Le travail monumental mené par Julia Cagé et Thomas Piketty dans « Une histoire du conflit politique » montre plusieurs profils au sein de l’électorat de la gauche française. L’électorat des milieux urbains, plus jeune et féminisé, issu des catégories socio-professionnelles supérieures, est plus sensible aux questions écologiques, féministes et antiracistes. Les ouvriers et employés, résidant dans les périphéries urbaines et milieux ruraux, sont davantage en quête de réponses sur leurs besoins de pouvoir d’achat ou d’accès aux services publics. Cagé et Piketty montrent que ce sont eux qui viennent fournir le nouvel électorat de l’extrême droite alors que le facteur migratoire n’explique que très peu ce choix. François Ruffin s’est aussi saisi du sujet, après avoir observé le fait que la population est favorable aux mesures portées par la gauche (écologie, questions sociales) mais que c’est l’extrême-droite qui attire les classes populaires ; y compris lors de l’énorme séquence de mobilisation syndicale contre la réforme des retraites.
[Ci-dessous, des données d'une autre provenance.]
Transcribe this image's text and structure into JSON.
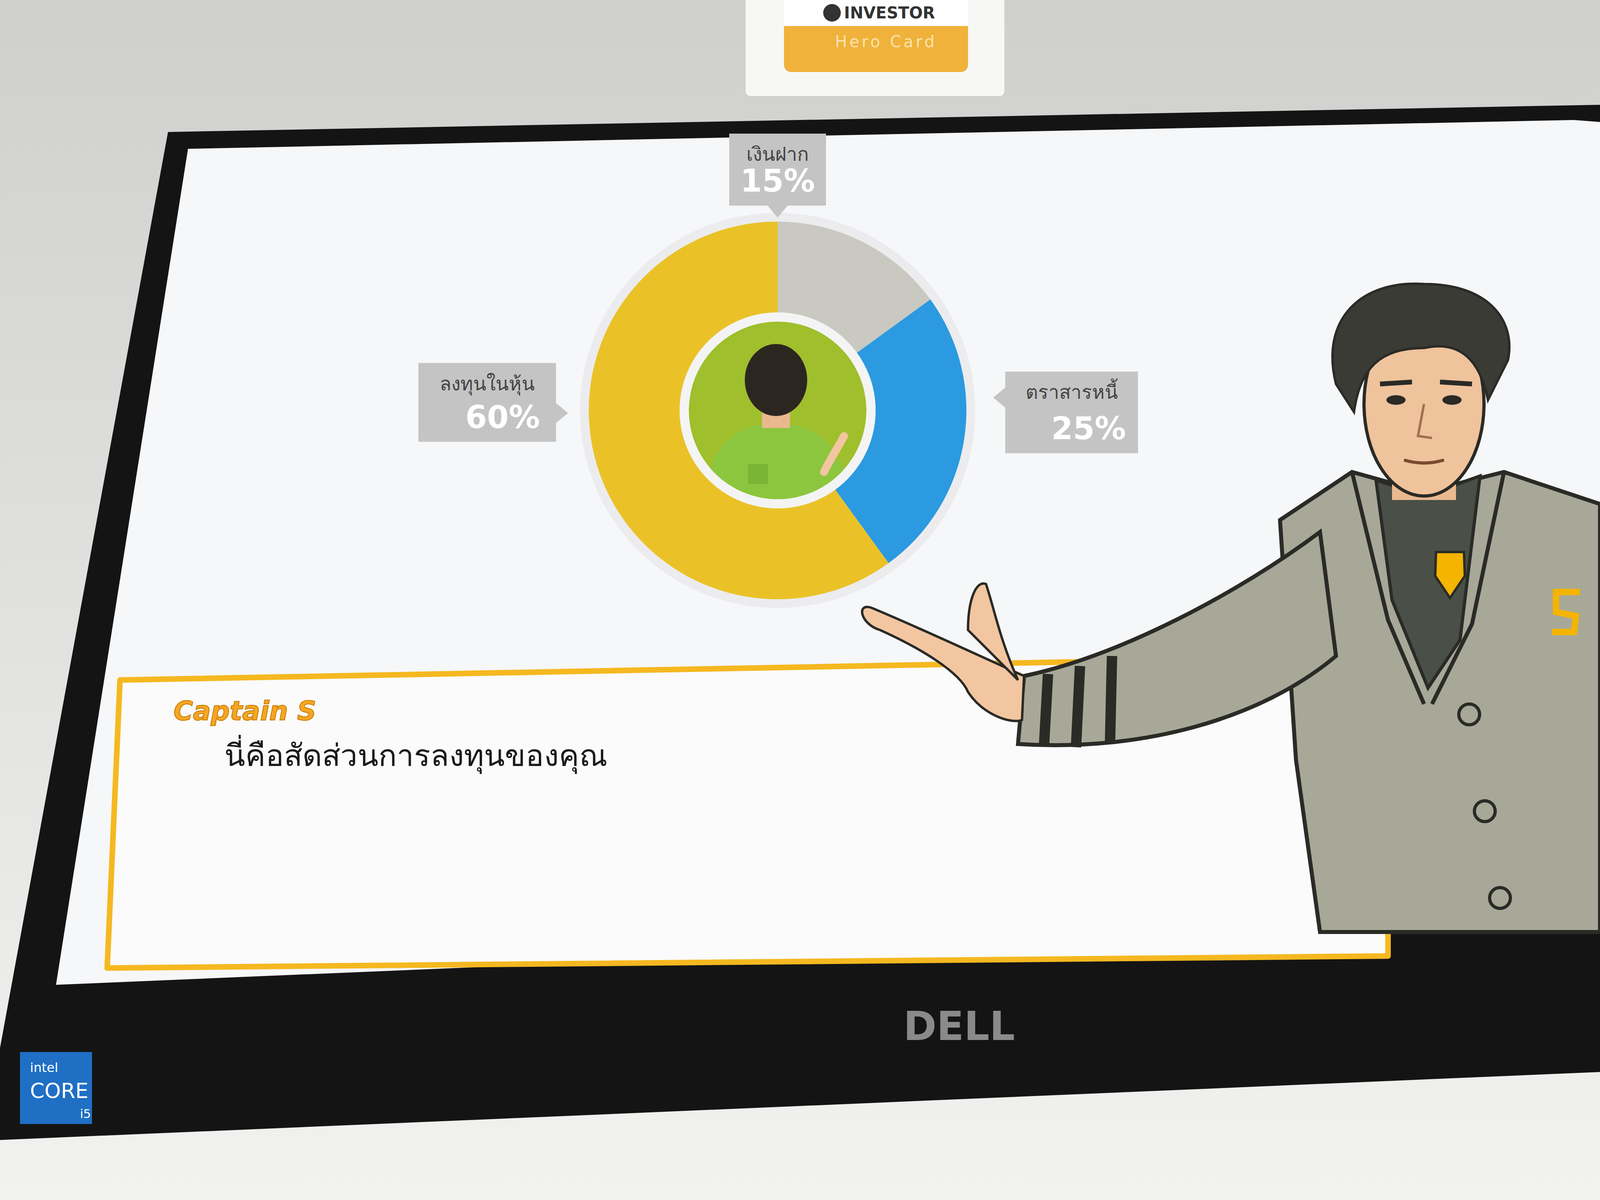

Il appelle à un changement de logiciel au sein de LFI pour faire bloc entre ces majorités populaires des « bourgs et des tours » et ouvrir la voie à une alternance politique à gauche. De son côté, Die Linke, le partenaire allemand de LFI vit aussi des moments difficiles sur les mêmes lignes. Les gauches européennes sont à un carrefour stratégique face à l’arrivée de l’extrême droite aux positions d’alternance politique.
Faire Mouvement
Ce qui se joue dans ce débat est la capacité des masses populaires à trouver des facteurs d’union pour composer un sujet historique suffisamment fort pour prendre les pouvoirs occupés par les dominants. Comment faire émerger des mouvements progressistes qui parviennent à l’union des masses populaires autour de lignes qui incluent à la fois les questions socio-économiques matérielles (qui questionnent la répartition du gâteau) et les aspirations à un changement de société vers le féminisme, l’écologie, etc. (qui questionnent la recette même) ?
Pour sa part, le mouvement abertzale connaît des connexions fortes entre ses dynamiques. Quelles que soient leurs trajectoires, les membres du mouvement abertzale partagent des outils, des dynamiques et des événements qui créent des expériences communes où les militant·e·s et les sujets qu’ils portent se croisent, infusent et maintiennent le tout dans un ensemble cohérent. L’édition particulièrement réussie de Lurrama de cette année, avec la mise en avant des femmes paysannes, en est le cas récent le plus emblématique. L’événement organisé en plein milieu urbain nécessite l’implication de centaines de bénévoles d’autres secteurs ! C’est aussi le cas du syndicalisme abertzale qui mène conjointement un travail de défense des salarié·e·s et une participation active aux actions de solidarité avec les migrant·e·s et à la dynamisation des mobilisations féministes – dont le lien avec la grève féministe générale du Pays Basque Sud ce 30 novembre.
Le mouvement abertzale de gauche du Pays Basque Nord vit avec son temps et c’est une de ses grandes caractéristiques. Il a réussi à traverser les âges en incorporant les questions contemporaines.
Le mouvement abertzale de gauche du Pays Basque nord vit avec son temps et c’est une de ses grandes caractéristiques. Il a réussi à traverser les âges en incorporant les questions contemporaines.
L’union de la question sociale à la question nationale fut un grand moment d’inflexion. Le mouvement abertzale prend aujourd’hui une nouvelle tournure pour épouser également d’autres combats actuels qui traversent nos sociétés, dont le féminisme et l’écologie.
(1) Les résultats et interprétations du comité de pilotage sont disponibles sur le lien suivant : www.bagira.eus/eu/inkesta/emaitzak
(2) Une enquête similaire avait été lancée en 2011, mais elle ne comportait que très peu de questions sur les profils des répondant·e·s (sexe, âge, province, adhésion à une organisation).